American Zurich Ins. Co. v. District Court (Todd) [03/13/12] 2012 MT 61 Where two parties are engaged in a joint defensive effort against a claim, the attorney-client privilege may attach if correspondence to one is shared with the other.  That is not the case between an employer and a workers’ compensation insurer.  Despite their common interests in some areas, they do not share a common legal interest in the adjustment of an employee’s claim for compensation for which the insurer is exclusively liable.  The insurer in this case bore direct liability to the injured worker.  The employer’s role was similar to that of a witness; it is not a co-litigant and bears no liability.

Lamb v. District Court, 2010 MT 141 After the parties entered into a Stipulation for Judgment in which they agreed the claim was compensable and the insurer was liable for attorney fees and a penalty, the claimant filed a bad faith action in District Court and sought discovery of documents including attorney correspondence, since Defendant asserted the “advice of counsel” defense where the attorney-client privilege does not apply if the insurer directly relies on advice of counsel as a defense to a bad faith charge.

Haas v. State Fund [9/1/00] 2000 MTWCC 54 Letter from counsel for State Compensation Insurance Fund to administrator of Tort Claims Unit of State of Montana regarding notice of tort claim filed by workers' compensation claimant was an attorney-client communication and thus absolutely privileged from discovery. Hearing Examiner for Workers' Compensation Court would be made available if counsel for claimant wished confirmation that letter was in fact attorney-client communication.
Kemp v. Sedgwick Claims [5/6/98] 1998 MTWCC 35A Following respondent's objection to production of certain documents, hearing examiner conducted review of documents to determine what they were.
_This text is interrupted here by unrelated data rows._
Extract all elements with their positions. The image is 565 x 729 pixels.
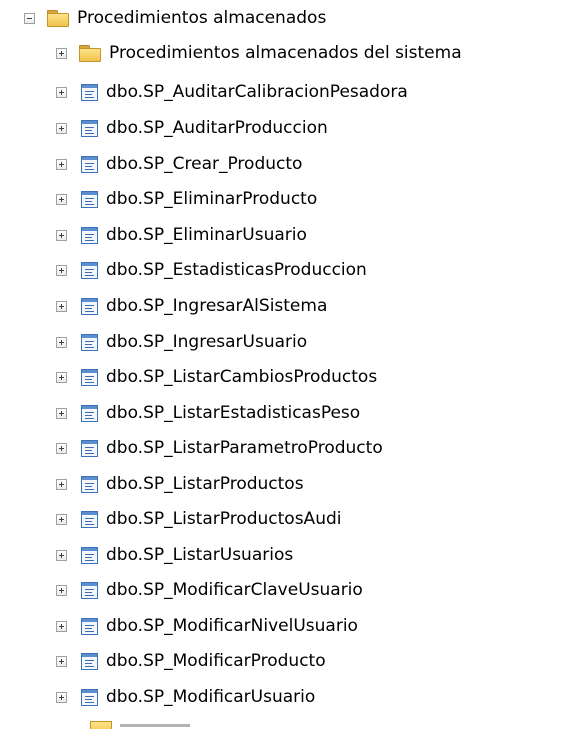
procedure-label: dbo.SP_AuditarProduccion	[106, 118, 328, 138]
stored-procedure-icon	[81, 190, 98, 208]
expand-toggle-icon[interactable]	[56, 371, 67, 383]
tree-node-procedure[interactable]: dbo.SP_ModificarUsuario	[56, 681, 315, 713]
tree-node-procedure[interactable]: dbo.SP_AuditarCalibracionPesadora	[56, 76, 408, 108]
expand-toggle-icon[interactable]	[56, 122, 67, 134]
procedure-label: dbo.SP_ModificarProducto	[106, 651, 326, 671]
stored-procedure-icon	[81, 652, 98, 670]
procedure-label: dbo.SP_ListarUsuarios	[106, 545, 294, 565]
collapse-toggle-icon[interactable]	[24, 12, 35, 24]
tree-node-procedure[interactable]: dbo.SP_AuditarProduccion	[56, 112, 328, 144]
tree-node-procedure[interactable]: dbo.SP_ModificarClaveUsuario	[56, 574, 363, 606]
tree-node-label: Procedimientos almacenados	[77, 8, 327, 28]
stored-procedure-icon	[81, 155, 98, 173]
stored-procedure-icon	[81, 83, 98, 101]
procedure-label: dbo.SP_ListarProductos	[106, 474, 304, 494]
tree-node-procedure[interactable]: dbo.SP_ListarEstadisticasPeso	[56, 397, 360, 429]
expand-toggle-icon[interactable]	[56, 584, 67, 596]
expand-toggle-icon[interactable]	[56, 336, 67, 348]
tree-node-system-procedures[interactable]: Procedimientos almacenados del sistema	[56, 37, 462, 69]
stored-procedure-icon	[81, 333, 98, 351]
expand-toggle-icon[interactable]	[56, 193, 67, 205]
tree-node-procedure[interactable]: dbo.SP_ListarProductos	[56, 468, 304, 500]
stored-procedure-icon	[81, 688, 98, 706]
tree-node-procedure[interactable]: dbo.SP_ListarParametroProducto	[56, 432, 383, 464]
stored-procedure-icon	[81, 404, 98, 422]
procedure-label: dbo.SP_ModificarNivelUsuario	[106, 616, 358, 636]
expand-toggle-icon[interactable]	[56, 478, 67, 490]
expand-toggle-icon[interactable]	[56, 229, 67, 241]
procedure-label: dbo.SP_EliminarUsuario	[106, 225, 307, 245]
folder-icon	[47, 9, 69, 27]
tree-node-procedure[interactable]: dbo.SP_ModificarNivelUsuario	[56, 610, 358, 642]
stored-procedure-icon	[81, 368, 98, 386]
procedure-label: dbo.SP_ListarProductosAudi	[106, 509, 342, 529]
procedure-label: dbo.SP_EstadisticasProduccion	[106, 260, 367, 280]
expand-toggle-icon[interactable]	[56, 47, 67, 59]
procedure-label: dbo.SP_ModificarClaveUsuario	[106, 580, 363, 600]
stored-procedure-icon	[81, 617, 98, 635]
procedure-label: dbo.SP_AuditarCalibracionPesadora	[106, 82, 408, 102]
tree-node-procedure[interactable]: dbo.SP_EstadisticasProduccion	[56, 254, 367, 286]
stored-procedure-icon	[81, 226, 98, 244]
tree-node-procedure[interactable]: dbo.SP_ListarUsuarios	[56, 539, 293, 571]
tree-node-procedure[interactable]: dbo.SP_EliminarUsuario	[56, 219, 307, 251]
stored-procedure-icon	[81, 475, 98, 493]
tree-node-stored-procedures[interactable]: Procedimientos almacenados	[24, 2, 326, 34]
tree-node-procedure[interactable]: dbo.SP_Crear_Producto	[56, 148, 302, 180]
stored-procedure-icon	[81, 261, 98, 279]
procedure-label: dbo.SP_ListarCambiosProductos	[106, 367, 378, 387]
folder-icon	[79, 44, 101, 62]
stored-procedure-icon	[81, 439, 98, 457]
stored-procedure-icon	[81, 119, 98, 137]
tree-node-procedure[interactable]: dbo.SP_IngresarUsuario	[56, 326, 307, 358]
tree-node-label: Procedimientos almacenados del sistema	[109, 43, 462, 63]
expand-toggle-icon[interactable]	[56, 442, 67, 454]
procedure-label: dbo.SP_IngresarUsuario	[106, 332, 308, 352]
clipped-tree-node	[120, 719, 200, 729]
procedure-label: dbo.SP_EliminarProducto	[106, 189, 318, 209]
expand-toggle-icon[interactable]	[56, 407, 67, 419]
expand-toggle-icon[interactable]	[56, 620, 67, 632]
expand-toggle-icon[interactable]	[56, 158, 67, 170]
expand-toggle-icon[interactable]	[56, 264, 67, 276]
tree-node-procedure[interactable]: dbo.SP_ListarCambiosProductos	[56, 361, 377, 393]
expand-toggle-icon[interactable]	[56, 691, 67, 703]
expand-toggle-icon[interactable]	[56, 655, 67, 667]
expand-toggle-icon[interactable]	[56, 300, 67, 312]
stored-procedure-icon	[81, 297, 98, 315]
tree-node-procedure[interactable]: dbo.SP_ListarProductosAudi	[56, 503, 341, 535]
stored-procedure-icon	[81, 546, 98, 564]
procedure-label: dbo.SP_ModificarUsuario	[106, 687, 316, 707]
stored-procedure-icon	[81, 510, 98, 528]
tree-node-procedure[interactable]: dbo.SP_IngresarAlSistema	[56, 290, 327, 322]
expand-toggle-icon[interactable]	[56, 549, 67, 561]
procedure-label: dbo.SP_Crear_Producto	[106, 154, 303, 174]
folder-icon	[90, 715, 112, 729]
expand-toggle-icon[interactable]	[56, 513, 67, 525]
expand-toggle-icon[interactable]	[56, 86, 67, 98]
procedure-label: dbo.SP_IngresarAlSistema	[106, 296, 328, 316]
procedure-label: dbo.SP_ListarParametroProducto	[106, 438, 383, 458]
tree-node-procedure[interactable]: dbo.SP_EliminarProducto	[56, 183, 317, 215]
tree-node-procedure[interactable]: dbo.SP_ModificarProducto	[56, 645, 326, 677]
procedure-label: dbo.SP_ListarEstadisticasPeso	[106, 403, 361, 423]
stored-procedure-icon	[81, 581, 98, 599]
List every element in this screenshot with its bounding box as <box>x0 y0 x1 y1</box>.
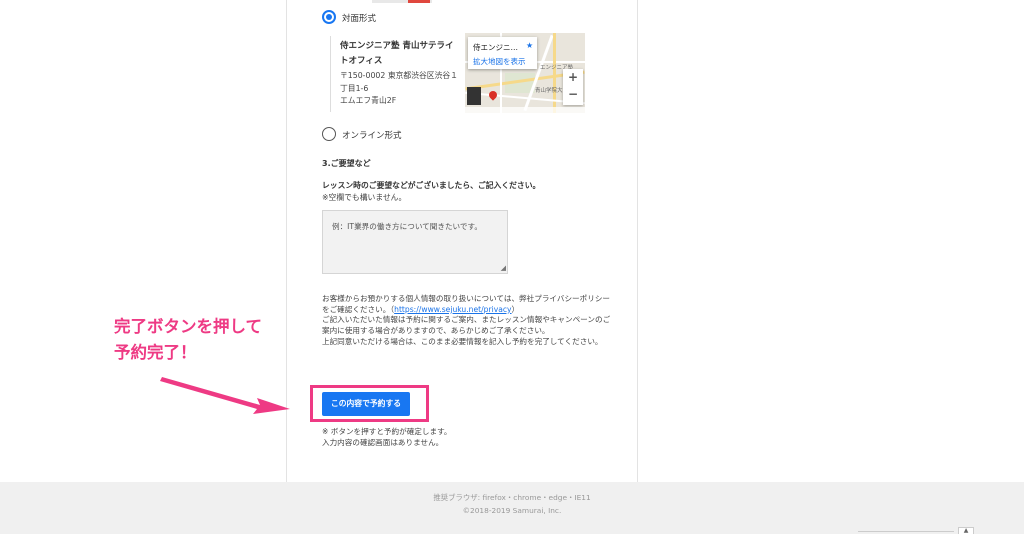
map-label: 青山学院大 <box>535 88 563 94</box>
in-person-label: 対面形式 <box>342 14 377 24</box>
required-badge-remnant <box>408 0 430 3</box>
submit-reservation-button[interactable]: この内容で予約する <box>322 392 410 416</box>
chevron-up-icon[interactable]: ▲ <box>958 527 974 534</box>
online-label: オンライン形式 <box>342 131 402 141</box>
qr-code-icon <box>467 87 481 105</box>
submit-note: ※ ボタンを押すと予約が確定します。 入力内容の確認画面はありません。 <box>322 426 452 448</box>
map-pin-icon <box>487 89 499 101</box>
privacy-text: ） <box>511 304 520 314</box>
annotation-arrow-icon <box>160 377 290 414</box>
privacy-consent-text: 上記同意いただける場合は、このまま必要情報を記入し予約を完了してください。 <box>322 336 603 346</box>
requests-optional-note: ※空欄でも構いません。 <box>322 193 407 202</box>
map-footer-clipped <box>465 107 585 113</box>
submit-note-line: ※ ボタンを押すと予約が確定します。 <box>322 427 452 436</box>
map-info-card: 侍エンジニ… ★ 拡大地図を表示 <box>468 37 537 69</box>
requests-instruction: レッスン時のご要望などがございましたら、ご記入ください。 <box>322 181 541 190</box>
privacy-usage-text: ご記入いただいた情報は予約に関するご案内、またレッスン情報やキャンペーンのご案内… <box>322 315 611 336</box>
annotation-line: 予約完了！ <box>114 343 197 362</box>
annotation-line: 完了ボタンを押して <box>114 317 263 336</box>
address-line: 〒150-0002 東京都渋谷区渋谷１ <box>340 71 458 80</box>
address-line: エムエフ青山2F <box>340 96 397 105</box>
map-card-title: 侍エンジニ… <box>473 43 518 52</box>
online-radio[interactable] <box>322 127 336 141</box>
recommended-browsers: 推奨ブラウザ: firefox・chrome・edge・IE11 <box>433 493 591 502</box>
zoom-in-button[interactable]: + <box>563 69 583 86</box>
venue-address: 〒150-0002 東京都渋谷区渋谷１ 丁目1-6 エムエフ青山2F <box>340 70 458 108</box>
annotation-text: 完了ボタンを押して 予約完了！ <box>114 314 262 366</box>
in-person-radio[interactable] <box>322 10 336 24</box>
copyright: ©2018-2019 Samurai, Inc. <box>462 506 562 515</box>
requests-placeholder: 例：IT業界の働き方について聞きたいです。 <box>332 222 482 231</box>
privacy-notice: お客様からお預かりする個人情報の取り扱いについては、弊社プライバシーポリシーをご… <box>322 294 614 348</box>
map-zoom-control: + − <box>563 69 583 105</box>
requests-textarea[interactable]: 例：IT業界の働き方について聞きたいです。 ◢ <box>322 210 508 274</box>
privacy-policy-link[interactable]: https://www.sejuku.net/privacy <box>394 305 511 314</box>
resize-handle-icon[interactable]: ◢ <box>501 265 506 272</box>
address-line: 丁目1-6 <box>340 83 369 93</box>
venue-name: 侍エンジニア塾 青山サテライトオフィス <box>340 41 454 66</box>
venue-map[interactable]: エンジニア塾 青山学院大 侍エンジニ… ★ 拡大地図を表示 + − <box>465 33 585 113</box>
content-right-border <box>637 0 638 482</box>
submit-note-line: 入力内容の確認画面はありません。 <box>322 438 444 447</box>
venue-divider <box>330 36 331 112</box>
zoom-out-button[interactable]: − <box>563 86 583 103</box>
bottom-divider <box>858 531 954 532</box>
site-footer: 推奨ブラウザ: firefox・chrome・edge・IE11 ©2018-2… <box>0 482 1024 534</box>
requests-section-title: 3.ご要望など <box>322 159 371 168</box>
venue-access-clipped <box>340 108 458 113</box>
star-icon[interactable]: ★ <box>526 41 533 50</box>
view-larger-map-link[interactable]: 拡大地図を表示 <box>473 56 526 67</box>
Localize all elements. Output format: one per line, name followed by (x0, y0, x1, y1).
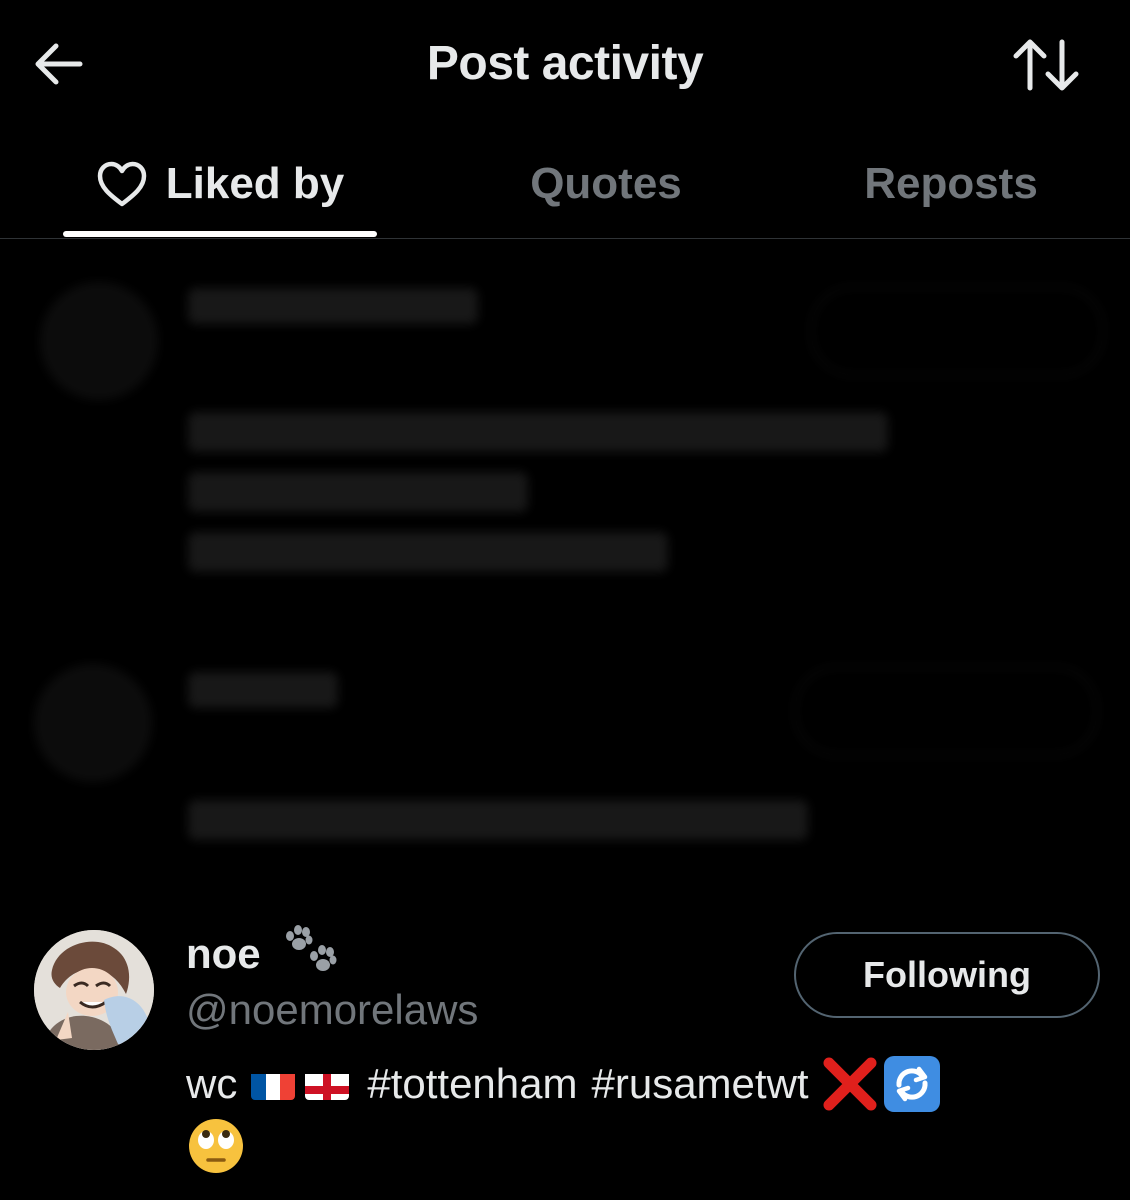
tab-quotes-label: Quotes (530, 159, 682, 208)
display-name[interactable]: noe (186, 930, 261, 978)
hashtag-link[interactable]: #rusametwt (592, 1060, 809, 1108)
active-tab-indicator (63, 231, 377, 237)
top-bar: Post activity (0, 0, 1130, 130)
obscured-bio-line (188, 472, 528, 512)
tab-liked-by[interactable]: Liked by (63, 130, 377, 238)
sort-arrows-icon (1013, 39, 1079, 91)
heart-outline-icon (97, 161, 146, 207)
following-button[interactable]: Following (794, 932, 1100, 1018)
tab-liked-by-label: Liked by (165, 159, 345, 208)
tab-reposts-label: Reposts (864, 159, 1038, 208)
obscured-bio-line (188, 532, 668, 572)
obscured-bio-line (188, 800, 808, 840)
avatar-image (34, 930, 154, 1050)
repeat-arrows-icon (883, 1055, 941, 1113)
obscured-avatar (34, 664, 152, 782)
bio-text: wc (186, 1060, 238, 1107)
user-handle[interactable]: @noemorelaws (186, 986, 478, 1034)
flag-england-icon (305, 1068, 350, 1100)
user-bio: wc #tottenham #rusametwt (186, 1054, 941, 1114)
sort-button[interactable] (1010, 36, 1082, 94)
flag-france-icon (251, 1068, 296, 1100)
obscured-button (794, 666, 1098, 756)
eye-roll-face-icon (186, 1116, 246, 1176)
cross-mark-icon (821, 1055, 879, 1113)
tab-quotes[interactable]: Quotes (470, 130, 742, 238)
obscured-button (810, 286, 1104, 376)
tab-reposts[interactable]: Reposts (820, 130, 1082, 238)
obscured-name (188, 288, 478, 324)
page-title: Post activity (426, 37, 704, 90)
hashtag-link[interactable]: #tottenham (367, 1060, 577, 1108)
obscured-avatar (40, 282, 158, 400)
user-cell[interactable]: noe @noemorelaws Following wc #tottenham… (0, 910, 1130, 1190)
avatar[interactable] (34, 930, 154, 1050)
obscured-name (188, 672, 338, 708)
paw-prints-icon (286, 925, 337, 971)
obscured-user-row (0, 650, 1130, 870)
obscured-user-row (0, 260, 1130, 590)
obscured-bio-line (188, 412, 888, 452)
activity-tabs: Liked by Quotes Reposts (0, 130, 1130, 239)
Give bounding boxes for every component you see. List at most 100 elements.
Applying standards set out in earlier cases, e.g. Blount v. Conagara, Inc. 1994 MTWCC 24, WCC founds some documents protected by attorney-client privilege and others protected by work-product doctrine.
Church v. Travelers Indemnity Company of Illinois [4/24/97] 1997 MTWCC 22 Applying the standards regarding attorney-client privilege and work product articulated in earlier WCC decisions (Adels v. Cigna Ins. Co., WCC No. 9307-6831; Blount v. Conagera, Inc., WCC No. 9304-6769; Yager v. Montana Schools Group Ins. Co., WCC 9308-6872; Wetzel v. Ash Grove Cement, WCC No. 9108-6216), hearing examiner ordered production of several categories of documents, but held the following documents protected by work product doctrine: insurer's reserve information and rationale, notes regarding general settlement and discussion with the employer, mediation, estimated liability sheet, and letters setting out internal discussion about settlement. Attorney-client privilege and work product held to protect claims adjuster's notes regarding discussion with another claims adjuster and employer regarding liability in case.